我悄悄地一直爱你,只是你属于另外一个优秀的男孩,你的顾盼生辉和那男孩
的痴情让我不敢靠近,但是我有足够的耐心等待,到他放手的那一天……我也知道
你不会忘记他,因为你一直在我耳畔呼唤他的名字……“
就这样我的身子走进了另一个男人,我无可救药的迷失了。
这一生是再也不可能走近你,虽然你不明白这一切,在你明亮的眸子里,我是
忍受不了自己是一个罪人!
说这些希望你能够明白我才是个薄情寡义的女子!没必要再怀念一个残缺的人!
死了心吧,找一个更爱你的好女孩,一次爱过够。
本想当面告诉这你一切,哪里还有勇气呢?再次向你挥手道别,我的一双手怎
么载的动许多伤别和沉甸甸的爱?
别了,在你收到这封信的时候,可能我已是异乡的新娘,即使在那一刻,我还
是会默默地在心底虔诚地说:“小妖,Iloveyou!
对不起,永别了,我深爱的男孩!“
挚爱你的沈碧雪
2000121 夜
沈碧雪是个多么好听的名字,带着芬芳走进我的记忆,是无法死亡的甜蜜,我
愿意给她修建一个心的殿堂。张小妖沉默在过去里,沈碧雪的信他几乎可以倒着背
下了。
“说话呀,心虚了吧?”林豆豆一动不动地站在他的眼前,目不转睛地凝望住
他的眼睛,像两泓幽静的泉水。
他无语以对,甚至想问问她从哪里听来沈碧雪的话也懒得开口问了。
“为什么不放过自己呢,在武大的樱花下,你一定会遇到一个你熟悉的她,一
定!”说完,她转身走出了张小妖的视野,像一株走动的优雅单薄的兰花。
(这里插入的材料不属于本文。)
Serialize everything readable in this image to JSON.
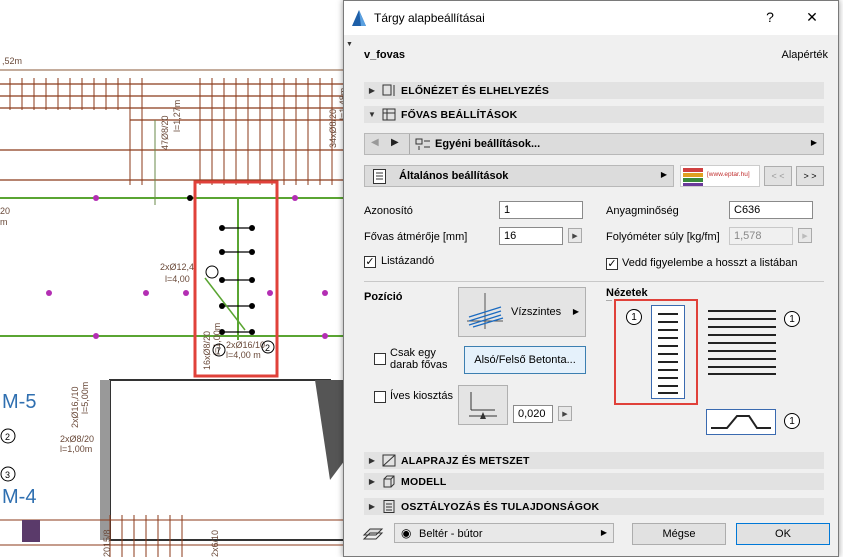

一生是
为了什么?给心找一条路,一条有开始也有尽头的路。
许多的人会出现我们的时间里,擦肩而过是一种缘分,做知心的朋友是前世的
账,今世里不早不晚的相遇。许多人已经,正在从我们的时间里离开,有些是缘分
尽了,有些是残忍。
缘皆如梦,像镜花水月吗?一半像一半不像,像是因为美丽,不像也是从美丽
而来,因为这美丽太短暂太珍贵极易失去。